Frequency of Strategy Use:
Perceived Strategy Helpfulness:
Your Task:
You are conducting your final session with RJ. Using all available data (e.g., improvements on BRIEF-A and Return to School Assessment, weekly session data), engage RJ in a collaborative discussion to prepare him for discharge.
Things to consider:
2. Social Communication Client (Conversation Sample)
Instructor: Heidi
Zoom Link
Materials Needed:
Be ready to score the Adapted MPC and MSC Scales during the simulation; print out a hard copy or have them accessible on your computer, phone or tablet
To do before class:
Background/Evaluation Results:
Sandy is a 39-year old woman who experienced a closed frontal lobe injury a year and a half ago in a bicycle accident. She is the mother of three children (aged 14, 11, and 8) and works as a freelance animator. Sandy completed both inpatient and outpatient rehabilitation services after her injury, and has improved in language, attention, and problem solving since the accident. She has also been able to gradually increase the number of animation projects she takes on, so that now she is completing almost as many projects per month as before the injury. However, her spouse, siblings, and children report certain social communication changes that have not been improving. They encouraged Sandy to receive an evaluation for social communication at your clinic because of her increased talkativeness, impatience and intolerance of others, impulsivity, socially inappropriate comments, decreased facial expression, and responding inappropriately to social cues. Her children complained that their mother does not seem to listen to them anymore, and that her “lack of a filter” when talking with others frequently embarrassed them. Sandy’s two siblings, who previously enjoyed a close relationship with her, also expressed that it was difficult for their families to get together anymore since Sandy tended to take over the conversation and not show as much empathy toward them as she had before the injury.
Your Task:
As part of the social communication evaluation, we are going to take a 6-minute conversation sample between Sandy and one of her siblings who accompanied her to the evaluation.

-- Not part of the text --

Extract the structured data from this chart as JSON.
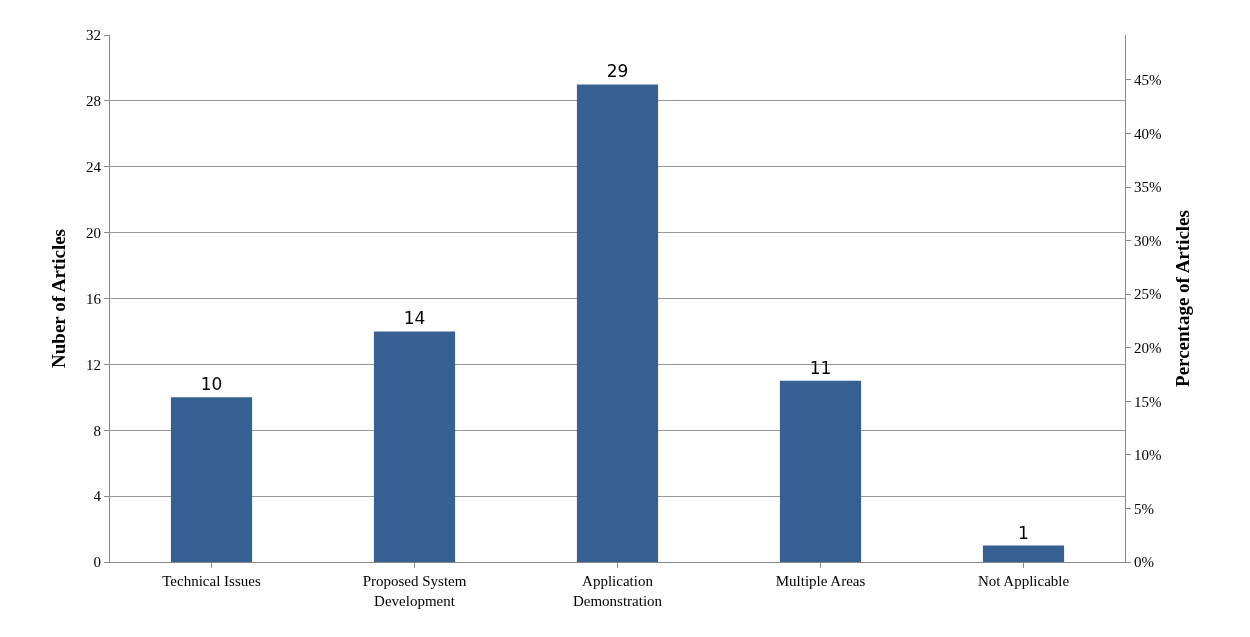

One of you will participate in the conversation sample as Sandy’s sibling. For this conversation sample, we will use the following “purposeful conversation” prompt:
Together, we want you to come up with a list of situations you are expecting to face over the next four weeks or so where communication is important to you both. It might be something routine like a family dinner or social event. In the next 5 minutes, come up with a list of these situations together and WHY they are important.” (Togher et al., 2010).
All remaining group members will score the Adapted MPC and MSC Scales for this conversation. Note that the first scale is the Measure of Skill in Supported Conversation (MSC), which includes both A. “Acknowledging Competence” and B. “Revealing Competence”. This is to be used for rating the communication partner (in this case example, Sandy’s sibling). The second scale is the Measure of Participation in Conversation (MPC) which includes both A. “Interaction” and B. “Transaction”. This will be used for rating the communication of the person with a brain injury (in this case example, Sandy).
After the conversation sample, be prepare to share your ratings and discuss!